Dr Vincent Morrow, the Witch Doctor of the title is a astonishing creation, bursting with life and arrogant confidence that make the moments when he is overwhelmed even more effective. He is wonderfully competent without every being overly so, he makes colossal mistakes and deals with them in smart and unexpected ways. One of the very many pleasures of the book is the way that Brandon Seifert gives Morrow problems that are actually severe enough to test him and have to solve them in line with being a witch doctor. The supporting cast are no slouches either, Catrina Macbrey, a pathologist and witch doctor is capable of providing head to head competition for Morrow, while  Penny Dreadful , Morrows haunted assistant who eats monsters has unexpected depth. Eric Gast, the ex-military paramedic supporting Morrow and still feeling his way into the world of medicinal magic balances Morrow and Penny and the rest of the cast are all full of life and vigour and demanding and deserving the readers attention.

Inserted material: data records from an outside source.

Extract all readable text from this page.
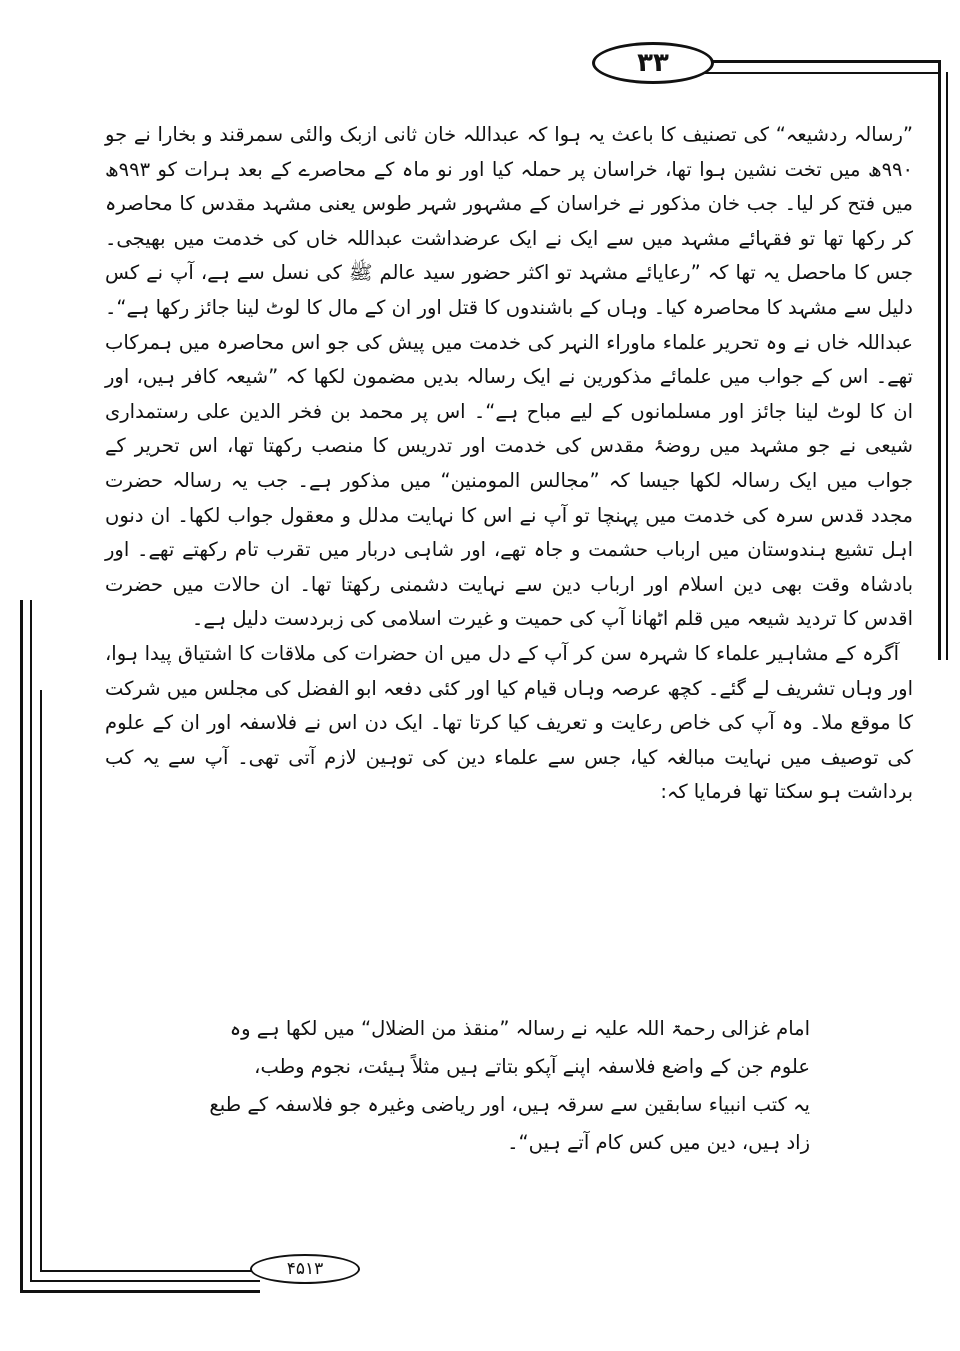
۳۳

”رسالہ ردشیعہ“ کی تصنیف کا باعث یہ ہوا کہ عبداللہ خان ثانی ازبک والئی سمرقند و بخارا نے جو ۹۹۰ھ میں تخت نشین ہوا تھا، خراسان پر حملہ کیا اور نو ماہ کے محاصرے کے بعد ہرات کو ۹۹۳ھ میں فتح کر لیا۔ جب خان مذکور نے خراسان کے مشہور شہر طوس یعنی مشہد مقدس کا محاصرہ کر رکھا تھا تو فقہائے مشہد میں سے ایک نے ایک عرضداشت عبداللہ خاں کی خدمت میں بھیجی۔ جس کا ماحصل یہ تھا کہ ”رعایائے مشہد تو اکثر حضور سید عالم ﷺ کی نسل سے ہے، آپ نے کس دلیل سے مشہد کا محاصرہ کیا۔ وہاں کے باشندوں کا قتل اور ان کے مال کا لوٹ لینا جائز رکھا ہے“۔ عبداللہ خاں نے وہ تحریر علماء ماوراء النہر کی خدمت میں پیش کی جو اس محاصرہ میں ہمرکاب تھے۔ اس کے جواب میں علمائے مذکورین نے ایک رسالہ بدیں مضمون لکھا کہ ”شیعہ کافر ہیں، اور ان کا لوٹ لینا جائز اور مسلمانوں کے لیے مباح ہے“۔ اس پر محمد بن فخر الدین علی رستمداری شیعی نے جو مشہد میں روضۂ مقدس کی خدمت اور تدریس کا منصب رکھتا تھا، اس تحریر کے جواب میں ایک رسالہ لکھا جیسا کہ ”مجالس المومنین“ میں مذکور ہے۔ جب یہ رسالہ حضرت مجدد قدس سرہ کی خدمت میں پہنچا تو آپ نے اس کا نہایت مدلل و معقول جواب لکھا۔ ان دنوں اہل تشیع ہندوستان میں ارباب حشمت و جاہ تھے، اور شاہی دربار میں تقرب تام رکھتے تھے۔ اور بادشاہ وقت بھی دین اسلام اور ارباب دین سے نہایت دشمنی رکھتا تھا۔ ان حالات میں حضرت اقدس کا تردید شیعہ میں قلم اٹھانا آپ کی حمیت و غیرت اسلامی کی زبردست دلیل ہے۔

آگرہ کے مشاہیر علماء کا شہرہ سن کر آپ کے دل میں ان حضرات کی ملاقات کا اشتیاق پیدا ہوا، اور وہاں تشریف لے گئے۔ کچھ عرصہ وہاں قیام کیا اور کئی دفعہ ابو الفضل کی مجلس میں شرکت کا موقع ملا۔ وہ آپ کی خاص رعایت و تعریف کیا کرتا تھا۔ ایک دن اس نے فلاسفہ اور ان کے علوم کی توصیف میں نہایت مبالغہ کیا، جس سے علماء دین کی توہین لازم آتی تھی۔ آپ سے یہ کب برداشت ہو سکتا تھا فرمایا کہ:

امام غزالی رحمۃ اللہ علیہ نے رسالہ ”منقذ من الضلال“ میں لکھا ہے وہ
علوم جن کے واضع فلاسفہ اپنے آپکو بتاتے ہیں مثلاً ہیئت، نجوم وطب،
یہ کتب انبیاء سابقین سے سرقہ ہیں، اور ریاضی وغیرہ جو فلاسفہ کے طبع
زاد ہیں، دین میں کس کام آتے ہیں“۔
۴۵۱۳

The wonderful cast hide just how tightly plotted the book is, the action is very cleverly set up and nothing is wasted, the reveals are carefully staged and nothing is wasted. There are so many ideas that the book feels as if it is barely contained within the covers, the very funny, pitch black humor gives considerable bite to the action.
Lukas Ketner's art is so exact and purposeful that it too hides its craft in plain sight. The cast, human and otherwise, are just so confident and expressive and they move through such a detailed and exact physical context that it all just seems normal. The expressiveness of the cast, their fluid actions bring out every nuance of the story and make the emotional context visible and unobtrusive.
Andy Troy's colours are astonishing, they are subtle and explosive when required, they add depth and draw out the details of the art, they are so natural that they are invisible and worth savoring in their own right.
This is a great comic by a really talented team.